Invisible

Apparently Google has decided my gallery site, alexanderwild.com, isn’t worth listing. Yesterday I was the #1 hit for “insect photography”. Today, nothing. It’s like the site never existed.

Needless to say, invisibility is not good. I am looking into it.

[update 2/12] I’m back to being visible again! Possibly, the problem was the way I’d set my custom domain to point to Smugmug’s servers, which may have lead Google’s algorithms to conclude I was spammy. I fixed it, and within hours I was back in the ranks.

In other words, my site was… um… buggy.

11 thoughts on “Invisible”

  1. Are you sure that you weren’t signed in to google at the time? Sometimes it boosts the stuff that you use when you are signed in. When you are on another machine, the stuff you are used to vanishes.

  2. It might be a smugmug problem.

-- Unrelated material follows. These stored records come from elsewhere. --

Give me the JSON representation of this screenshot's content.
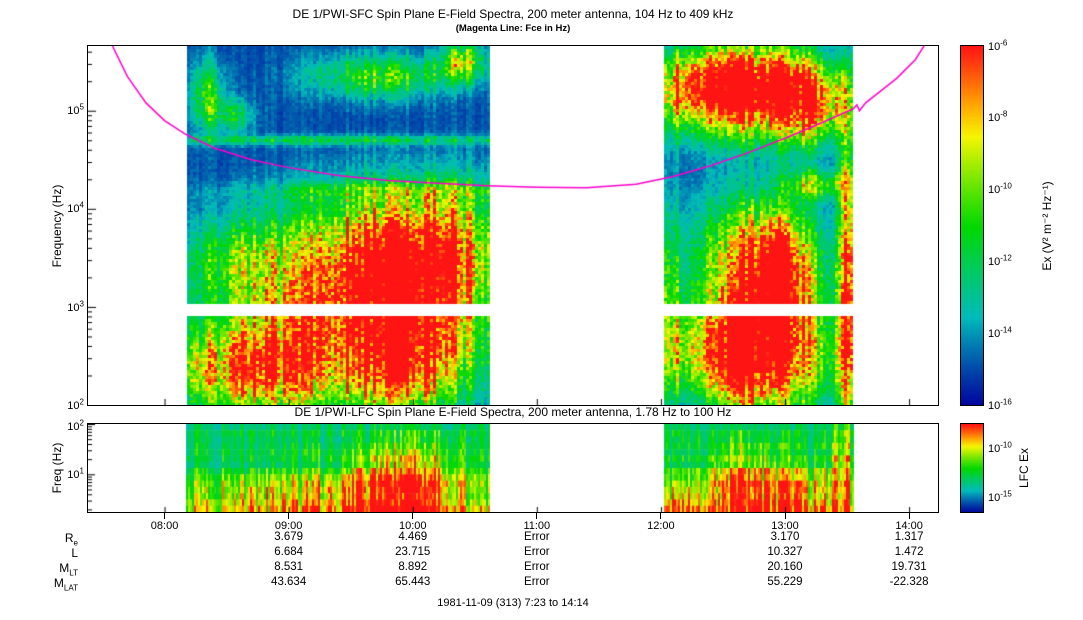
{
  "chart_data": {
    "type": "heatmap",
    "figure": "DE 1 PWI dynamic spectrogram, two stacked panels with colorbars, time ephemeris table and caption",
    "time_range_hours": [
      7.383,
      14.233
    ],
    "x_ticks": [
      "08:00",
      "09:00",
      "10:00",
      "11:00",
      "12:00",
      "13:00",
      "14:00"
    ],
    "x_tick_hours": [
      8,
      9,
      10,
      11,
      12,
      13,
      14
    ],
    "data_segments_hours": [
      [
        8.17,
        10.62
      ],
      [
        12.02,
        13.55
      ]
    ],
    "sfc_panel": {
      "title": "DE 1/PWI-SFC  Spin Plane E-Field Spectra, 200 meter antenna, 104 Hz to 409 kHz",
      "subtitle": "(Magenta Line: Fce in Hz)",
      "ylabel": "Frequency (Hz)",
      "freq_log_range": [
        2.0,
        5.66
      ],
      "ytick_exponents": [
        5,
        4,
        3,
        2
      ],
      "receiver_gap_log": [
        2.9,
        3.02
      ],
      "colorbar": {
        "label": "Ex (V² m⁻² Hz⁻¹)",
        "tick_exponents": [
          -6,
          -8,
          -10,
          -12,
          -14,
          -16
        ]
      },
      "fce_color": "#ff00cc",
      "fce_line_points": [
        [
          7.58,
          5.66
        ],
        [
          7.7,
          5.35
        ],
        [
          7.85,
          5.08
        ],
        [
          8.0,
          4.9
        ],
        [
          8.17,
          4.76
        ],
        [
          8.4,
          4.62
        ],
        [
          8.7,
          4.5
        ],
        [
          9.0,
          4.42
        ],
        [
          9.4,
          4.34
        ],
        [
          9.8,
          4.29
        ],
        [
          10.2,
          4.26
        ],
        [
          10.6,
          4.235
        ],
        [
          11.0,
          4.22
        ],
        [
          11.4,
          4.215
        ],
        [
          11.8,
          4.25
        ],
        [
          12.1,
          4.33
        ],
        [
          12.4,
          4.44
        ],
        [
          12.7,
          4.57
        ],
        [
          13.0,
          4.72
        ],
        [
          13.3,
          4.88
        ],
        [
          13.55,
          5.02
        ],
        [
          13.58,
          5.06
        ],
        [
          13.6,
          5.0
        ],
        [
          13.65,
          5.08
        ],
        [
          13.9,
          5.33
        ],
        [
          14.05,
          5.52
        ],
        [
          14.12,
          5.66
        ]
      ],
      "features": [
        [
          9.3,
          2.45,
          0.85,
          0.42,
          0.55
        ],
        [
          8.65,
          2.35,
          0.38,
          0.3,
          0.5
        ],
        [
          9.95,
          2.45,
          0.3,
          0.38,
          0.62
        ],
        [
          9.9,
          3.35,
          0.32,
          0.4,
          0.88
        ],
        [
          9.35,
          3.25,
          0.45,
          0.45,
          0.6
        ],
        [
          10.35,
          3.45,
          0.22,
          0.5,
          0.6
        ],
        [
          8.55,
          3.45,
          0.3,
          0.35,
          0.38
        ],
        [
          9.8,
          3.95,
          0.55,
          0.35,
          0.3
        ],
        [
          9.4,
          4.7,
          1.3,
          0.035,
          0.3
        ],
        [
          9.9,
          4.18,
          0.9,
          0.07,
          0.2
        ],
        [
          9.75,
          5.35,
          0.4,
          0.16,
          0.45
        ],
        [
          10.4,
          5.5,
          0.12,
          0.14,
          0.55
        ],
        [
          8.35,
          5.15,
          0.1,
          0.25,
          0.4
        ],
        [
          8.55,
          4.95,
          0.12,
          0.12,
          0.3
        ],
        [
          12.35,
          5.25,
          0.28,
          0.28,
          0.72
        ],
        [
          12.85,
          5.25,
          0.3,
          0.3,
          0.62
        ],
        [
          12.7,
          5.15,
          0.65,
          0.33,
          0.45
        ],
        [
          13.25,
          5.05,
          0.18,
          0.28,
          0.5
        ],
        [
          12.75,
          3.5,
          0.42,
          0.45,
          0.48
        ],
        [
          12.9,
          3.25,
          0.18,
          0.4,
          0.65
        ],
        [
          12.65,
          2.5,
          0.16,
          0.38,
          0.6
        ],
        [
          12.95,
          2.45,
          0.42,
          0.38,
          0.55
        ],
        [
          12.25,
          2.55,
          0.2,
          0.33,
          0.42
        ],
        [
          13.28,
          4.25,
          0.18,
          0.1,
          0.45
        ],
        [
          13.5,
          3.2,
          0.05,
          1.1,
          0.7
        ],
        [
          12.06,
          3.0,
          0.04,
          0.8,
          0.3
        ],
        [
          12.8,
          2.9,
          0.55,
          0.8,
          0.25
        ]
      ]
    },
    "lfc_panel": {
      "title": "DE 1/PWI-LFC  Spin Plane E-Field Spectra, 200 meter antenna, 1.78 Hz to 100 Hz",
      "ylabel": "Freq (Hz)",
      "freq_log_range": [
        0.25,
        2.0
      ],
      "ytick_exponents": [
        2,
        1
      ],
      "colorbar": {
        "label": "LFC Ex",
        "tick_exponents": [
          -10,
          -15
        ]
      },
      "background_level": 0.38,
      "features": [
        [
          9.95,
          0.75,
          0.28,
          0.6,
          0.55
        ],
        [
          9.7,
          0.5,
          0.45,
          0.4,
          0.3
        ],
        [
          8.75,
          0.5,
          0.45,
          0.3,
          0.22
        ],
        [
          12.9,
          0.5,
          0.35,
          0.5,
          0.45
        ],
        [
          12.6,
          0.8,
          0.15,
          0.6,
          0.3
        ],
        [
          13.47,
          0.9,
          0.06,
          0.9,
          0.45
        ],
        [
          12.15,
          0.35,
          0.15,
          0.3,
          0.25
        ],
        [
          9.35,
          1.0,
          1.4,
          0.045,
          0.18
        ],
        [
          9.35,
          1.45,
          1.4,
          0.04,
          0.12
        ],
        [
          12.8,
          1.05,
          0.9,
          0.045,
          0.15
        ],
        [
          12.8,
          1.5,
          0.9,
          0.04,
          0.1
        ]
      ]
    },
    "ephemeris": {
      "row_labels": [
        {
          "base": "R",
          "sub": "e"
        },
        {
          "base": "L",
          "sub": ""
        },
        {
          "base": "M",
          "sub": "LT"
        },
        {
          "base": "M",
          "sub": "LAT"
        }
      ],
      "column_hours": [
        9,
        10,
        11,
        13,
        14
      ],
      "rows": [
        [
          "3.679",
          "4.469",
          "Error",
          "3.170",
          "1.317"
        ],
        [
          "6.684",
          "23.715",
          "Error",
          "10.327",
          "1.472"
        ],
        [
          "8.531",
          "8.892",
          "Error",
          "20.160",
          "19.731"
        ],
        [
          "43.634",
          "65.443",
          "Error",
          "55.229",
          "-22.328"
        ]
      ]
    },
    "footer": "1981-11-09 (313) 7:23 to 14:14"
  }
}
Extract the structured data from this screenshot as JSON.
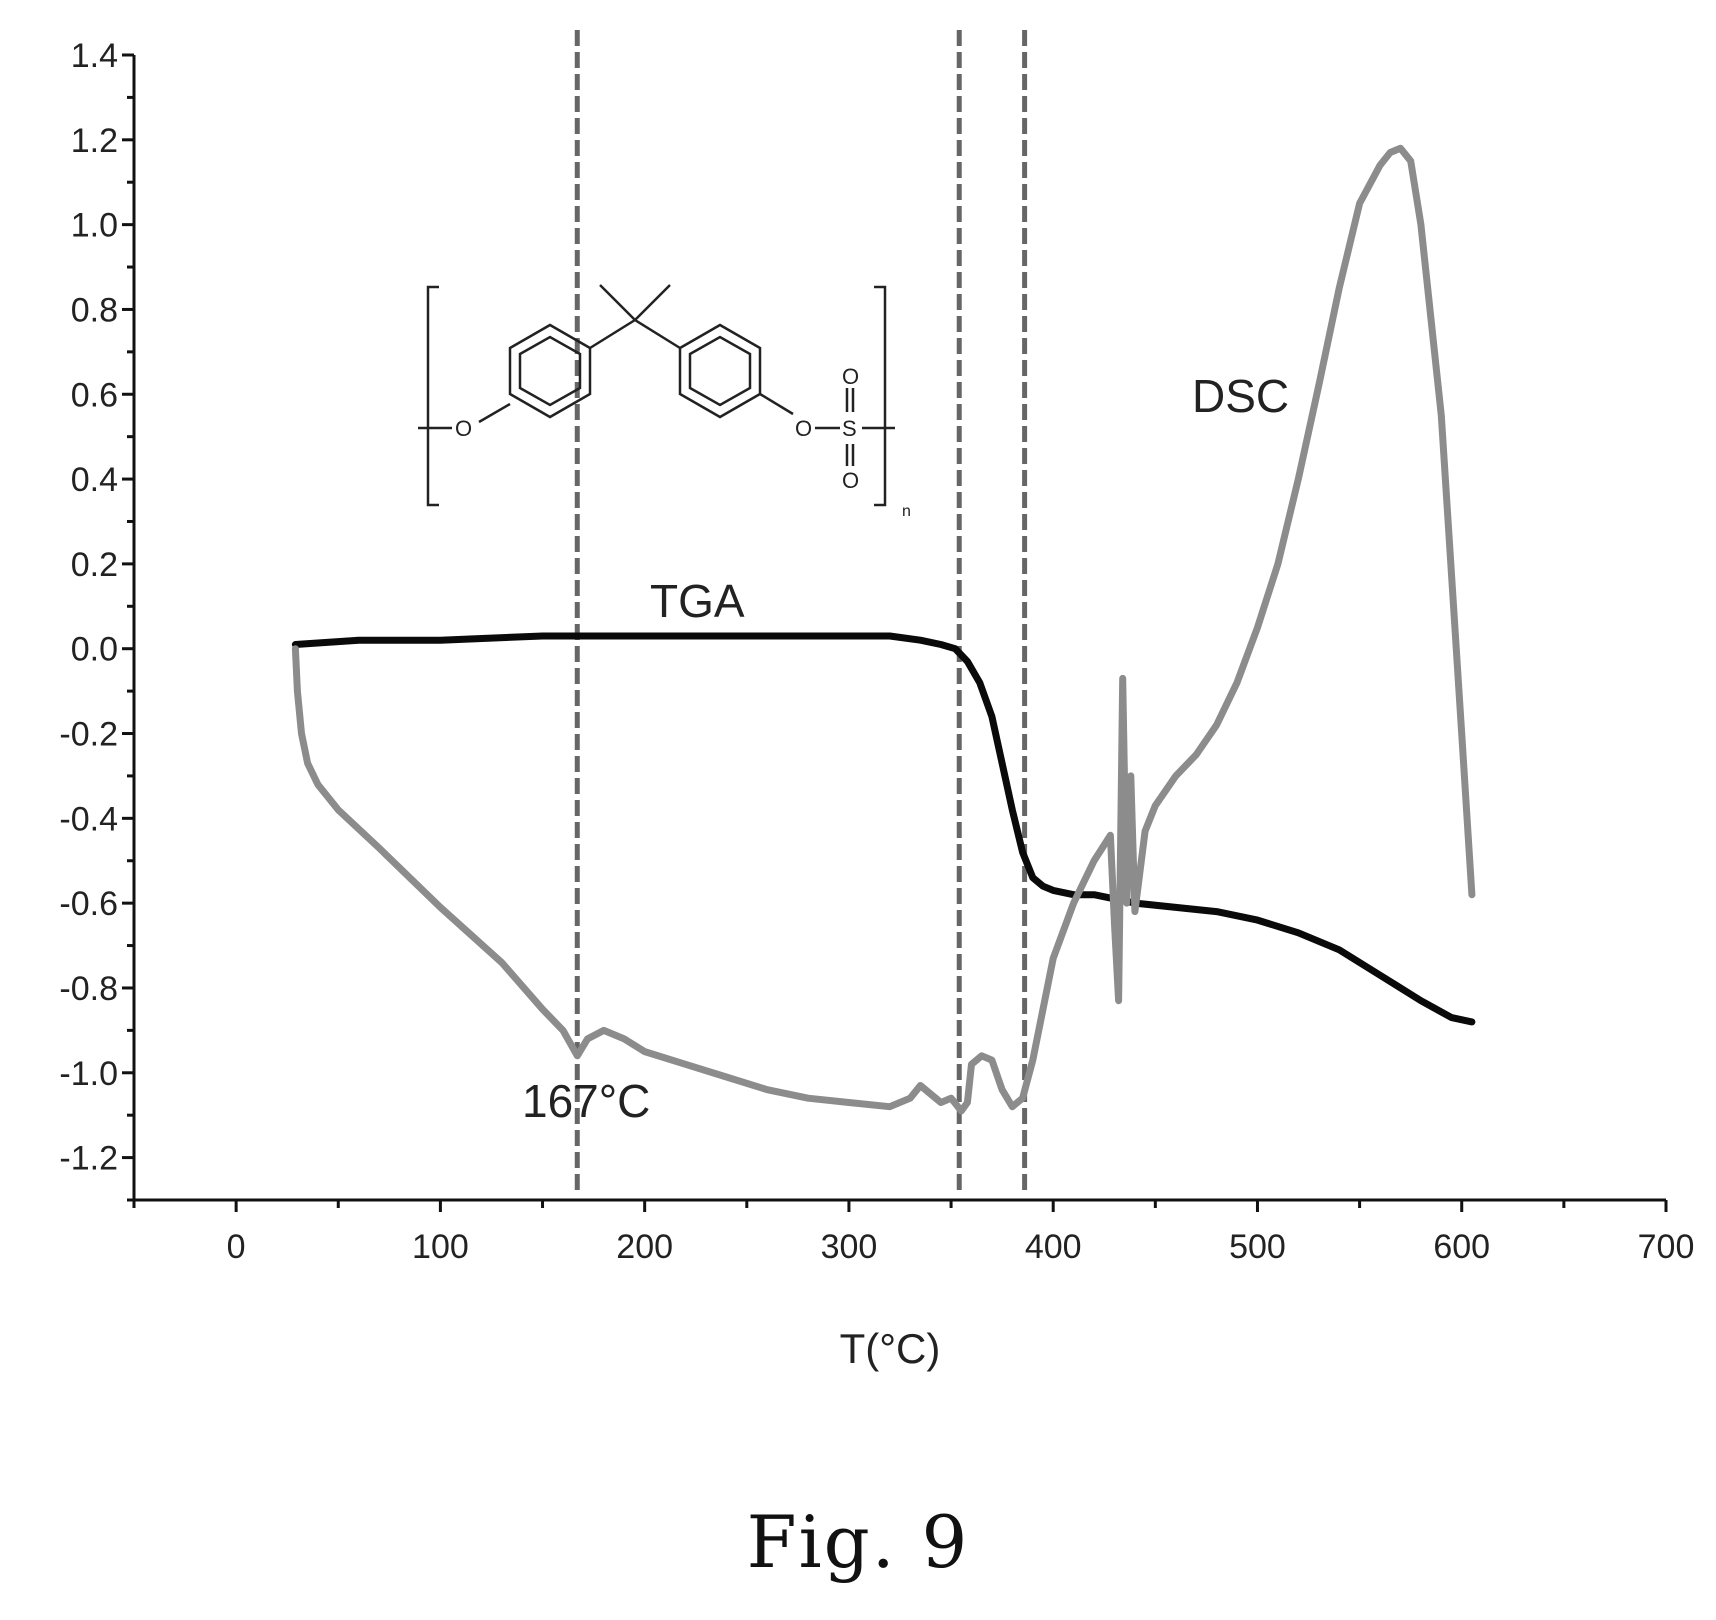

After I read your post I checked my site margygreen.com too (also hosted by smugmug). It is also now invisible to google. Even searching my name directly yields nothing from my smugmug site. Normally the first several link pages would be exclusively mine when searching my name and variants of my name. Please let me know what you find out as I apparently have the same problem.

  3. This page comes up seventh. I tried to boost your gallery’s signal by posting it on facebook–I’ll do it on twitter and my blog, too. Beautiful photographs, people should see them.

    1. Thanks Jef. I fear the problem is structural, though. Something with Smugmug’s code or my customization of it is causing Google to flag the site as spam, or dangerous, or something.

  4. Rankings change all the time, mostly because the particular search engine changes their algorithms. We’re usually #1 for “Plants of Hawaii”, but not always.

    There are still 107,000 URL’s indexed at Google for your website. Enter the following in Google, or any search engine, to see indexed URLs.
    site:www.alexanderwild.com

    If you care to know more about the status of your website through Google’s eyes, set your site up on Google Webmasters. They will send you messages if things are critically wrong or need attention.
    http://www.google.com/webmasters/

    Try not to worry about ranking too much. Provide good content, and good things will follow.

    1. While I appreciate the suggestions, this seems to be a far more drastic change than mere tweaking of the algorithm. That I’ve gone from near the top to basically nothing- my images don’t even come up in an image search- suggests that they’ve not just dropped my rank but actively flagged my site.

      Alexanderwild.com is linked by some very high profile places. University websites, National Geographic, Scientific American, etc. I should be registering somewhere above, rather than below, Nigerian link farms.

      1. Again:

        “If you care to know more about the status of your website through Google’s eyes, set your site up on Google Webmasters. They will send you messages if things are critically wrong or need attention.”
        http://www.google.com/webmasters/

        If you haven’t yet done this, you’re missing out on quite a bit, including potentially critical error messages from Google.

        ps. At our peak, when our images were at hear.org, we got 300,000 page views a month from 80,000 unique visitors. We currently use robots.txt to actively shun search engines from much of our lower level content, since we were overloading the servers they now reside on.

        1. I signed up for an account earlier today. Seems I should have done that years ago!

          I may have done something screwy with the robots.txt file. I’m looking into it.